In Millville, an industrial nucleus of rural Cumberland County, Gluckman had $600,000 a year to serve 27,000 people.
The city, due west of Atlantic City, has relatively high poverty and unemployment and low literacy rates.
The library is neatly stuffed into a squat cube of yellow bricks. Nearby, the marquee of the boarded-up Levoy Theatre declares the week's big event: "Happy Birthday George Kracke."
After rent, salaries and building expenses, Gluckman had about $50,000 for books, CDs and computers, and $1,000 for programs. In Avalon, he has $130,000 a year just for programs.
"Usually during library week we might have a speaker, but we just don't have the money for it," said Mary Jane Shipman, the Millville library's adult-services coordinator.
With 57,000 holdings and eight computers, the library has a meager 1.76 volumes per Millville resident - well below the 6.05 in Ocean City and the 6.72 in Haddonfield, said Patricia Tumulty, executive director of the New Jersey Library Association.
Avalon
There is a decidedly Zen vibe in the cavernous new building that houses the Avalon library.Sunlight gushes through high windows. Vacationers tap earnestly on sleek laptops sucking up free wireless. There are dozens of free PCs.
For a town with a year-round population of 2,500, there are 42,000 holdings. That includes a new batch of Playaway digital audio books.
Gluckman marveled at the contrast to Millville.
"Here was a new library, the roof wasn't leaking, there wasn't any mold, I wouldn't have to clean the bathrooms when the part-time janitor wasn't there," he said.
Ocean City
The colorful bindings of hardcover best-sellers invite patrons toward the stacks at Ocean City's library like crayons in a super-size pack.In this two-story library, 25 personal computers and 30 of the latest Harry Potter books in hardback can be found. Millville has six - two of them donated.
There are 100,000 volumes for 12,300 year-round residents.

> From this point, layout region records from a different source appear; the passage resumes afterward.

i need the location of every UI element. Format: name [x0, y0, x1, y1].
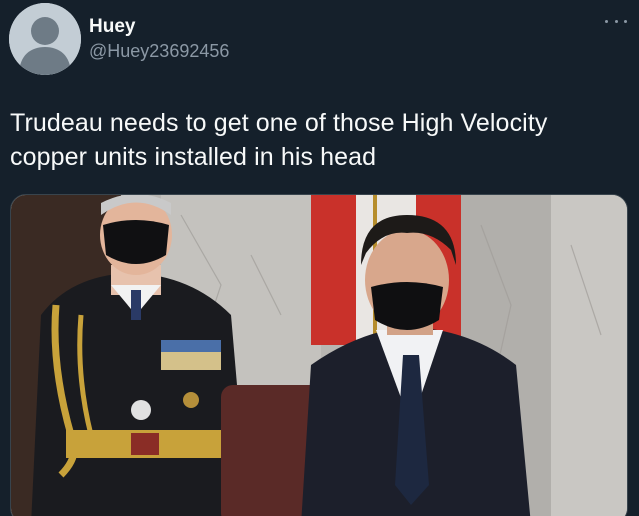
default-avatar-icon: [9, 3, 81, 75]
tweet-photo[interactable]: [10, 194, 628, 516]
tweet-card[interactable]: Huey @Huey23692456 Trudeau needs to get …: [0, 0, 639, 516]
tweet-photo-image: [11, 195, 627, 516]
author-handle[interactable]: @Huey23692456: [89, 40, 229, 62]
avatar[interactable]: [9, 3, 81, 75]
more-options-icon-dot: [614, 19, 618, 23]
more-options-icon-dot: [624, 19, 627, 23]
more-options-icon: [605, 19, 608, 23]
author-display-name[interactable]: Huey: [89, 16, 135, 38]
more-options-button[interactable]: [605, 14, 627, 28]
tweet-text: Trudeau needs to get one of those High V…: [10, 109, 548, 171]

"We had Gidget here in the lobby," library director Christopher Maloney noted of a recent guest speaker.
An alumnus of the struggling Pennsauken Free Public Library, Maloney said he believed the law did more good than harm, even if it led to inequities. Not so, he said, with a bill introduced by Assemblyman Paul Moriarty, the mayor of Washington Township.

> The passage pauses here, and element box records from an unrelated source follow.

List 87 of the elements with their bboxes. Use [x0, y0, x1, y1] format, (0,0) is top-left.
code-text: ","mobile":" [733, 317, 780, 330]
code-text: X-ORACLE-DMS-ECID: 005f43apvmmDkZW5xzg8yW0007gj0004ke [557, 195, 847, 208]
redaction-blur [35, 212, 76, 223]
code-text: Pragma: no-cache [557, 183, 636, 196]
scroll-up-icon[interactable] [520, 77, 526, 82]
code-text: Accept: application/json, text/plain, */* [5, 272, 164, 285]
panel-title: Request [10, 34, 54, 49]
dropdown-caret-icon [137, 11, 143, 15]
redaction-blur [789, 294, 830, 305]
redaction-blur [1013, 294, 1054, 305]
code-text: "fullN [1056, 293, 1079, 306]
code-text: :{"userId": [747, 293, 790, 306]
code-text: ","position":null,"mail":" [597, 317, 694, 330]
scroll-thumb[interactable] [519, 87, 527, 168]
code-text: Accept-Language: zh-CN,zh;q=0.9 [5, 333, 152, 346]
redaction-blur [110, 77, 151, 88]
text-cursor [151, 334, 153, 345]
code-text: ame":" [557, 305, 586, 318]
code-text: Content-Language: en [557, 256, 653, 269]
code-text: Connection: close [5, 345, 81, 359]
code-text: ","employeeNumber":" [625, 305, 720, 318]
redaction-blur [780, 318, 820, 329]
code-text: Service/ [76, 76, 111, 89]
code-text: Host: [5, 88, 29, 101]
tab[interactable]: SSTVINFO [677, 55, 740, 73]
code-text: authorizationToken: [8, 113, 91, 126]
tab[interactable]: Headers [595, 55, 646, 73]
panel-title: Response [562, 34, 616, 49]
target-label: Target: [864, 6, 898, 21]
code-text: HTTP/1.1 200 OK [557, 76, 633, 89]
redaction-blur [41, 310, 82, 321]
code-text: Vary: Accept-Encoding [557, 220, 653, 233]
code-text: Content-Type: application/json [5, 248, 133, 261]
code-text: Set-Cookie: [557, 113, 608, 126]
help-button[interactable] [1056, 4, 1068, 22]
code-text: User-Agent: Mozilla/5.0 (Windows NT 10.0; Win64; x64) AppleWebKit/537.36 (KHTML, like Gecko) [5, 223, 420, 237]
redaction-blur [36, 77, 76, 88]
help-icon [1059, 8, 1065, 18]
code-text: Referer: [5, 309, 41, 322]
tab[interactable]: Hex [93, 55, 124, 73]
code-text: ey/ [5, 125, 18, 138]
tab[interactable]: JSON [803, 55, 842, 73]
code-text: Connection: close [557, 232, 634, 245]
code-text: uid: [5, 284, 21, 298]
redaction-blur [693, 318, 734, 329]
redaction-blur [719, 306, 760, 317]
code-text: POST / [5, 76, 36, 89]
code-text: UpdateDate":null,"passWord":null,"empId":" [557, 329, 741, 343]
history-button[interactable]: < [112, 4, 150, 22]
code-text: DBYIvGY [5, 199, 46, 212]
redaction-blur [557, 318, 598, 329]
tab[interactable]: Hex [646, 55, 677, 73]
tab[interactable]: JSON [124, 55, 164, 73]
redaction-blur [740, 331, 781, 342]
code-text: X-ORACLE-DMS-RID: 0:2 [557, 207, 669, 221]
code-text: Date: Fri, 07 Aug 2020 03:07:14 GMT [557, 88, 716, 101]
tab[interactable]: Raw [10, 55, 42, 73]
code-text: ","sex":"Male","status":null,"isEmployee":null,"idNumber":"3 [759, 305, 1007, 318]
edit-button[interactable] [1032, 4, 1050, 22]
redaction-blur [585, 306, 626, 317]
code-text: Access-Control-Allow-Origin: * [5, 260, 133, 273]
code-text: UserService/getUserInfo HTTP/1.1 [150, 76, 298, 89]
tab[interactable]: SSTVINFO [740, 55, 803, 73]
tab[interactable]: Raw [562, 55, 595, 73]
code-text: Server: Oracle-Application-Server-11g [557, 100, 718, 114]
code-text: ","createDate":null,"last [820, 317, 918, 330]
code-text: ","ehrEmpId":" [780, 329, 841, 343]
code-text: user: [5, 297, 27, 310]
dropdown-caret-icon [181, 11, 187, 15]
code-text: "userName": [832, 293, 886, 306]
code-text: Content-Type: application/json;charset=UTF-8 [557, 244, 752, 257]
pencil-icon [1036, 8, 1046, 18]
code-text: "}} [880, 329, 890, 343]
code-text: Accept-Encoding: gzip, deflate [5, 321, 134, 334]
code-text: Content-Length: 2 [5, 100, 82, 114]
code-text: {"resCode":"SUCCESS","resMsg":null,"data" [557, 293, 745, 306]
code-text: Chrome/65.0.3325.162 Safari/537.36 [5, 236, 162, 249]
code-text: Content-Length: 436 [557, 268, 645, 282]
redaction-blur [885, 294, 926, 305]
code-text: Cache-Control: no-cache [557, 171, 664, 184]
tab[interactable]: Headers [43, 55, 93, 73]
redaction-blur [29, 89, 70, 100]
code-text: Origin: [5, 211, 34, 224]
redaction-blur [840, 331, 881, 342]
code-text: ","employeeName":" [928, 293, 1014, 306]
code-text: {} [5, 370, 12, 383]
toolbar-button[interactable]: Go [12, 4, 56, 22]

Moriarty wants to be able to redirect some of his town's $800,000 in library savings toward municipal tax relief.
"We need to find a way of getting some of that money out without harming the libraries," the Democrat has said.
All of this may soon become a moot point, given the real estate slowdown. Blake said the surplus anomaly came around every decade or so as real estate boomed. It dissipates as the market contracts.
The New Jersey State League of Municipalities intends to continue advocating for a change next month.
That is because library funding is becoming more important to towns in light of new state restrictions (a 4 percent annual cap) on how much they can raise property taxes, executive director William Dressel Jr. said.
Towns that collect more in library taxes will have less wiggle room to raise taxes for other expenses without exceeding the cap, he said. Library revenues fall under the cap.
But apart from that fiscal pressure point, the issue of the surpluses deserves attention, he said.
"Some of these towns, their library systems cannot possibly spend the amount of money they're collecting."
1 Comments:
Does this mean the excuse that there is not enough money for Internet filters is just that, an excuse?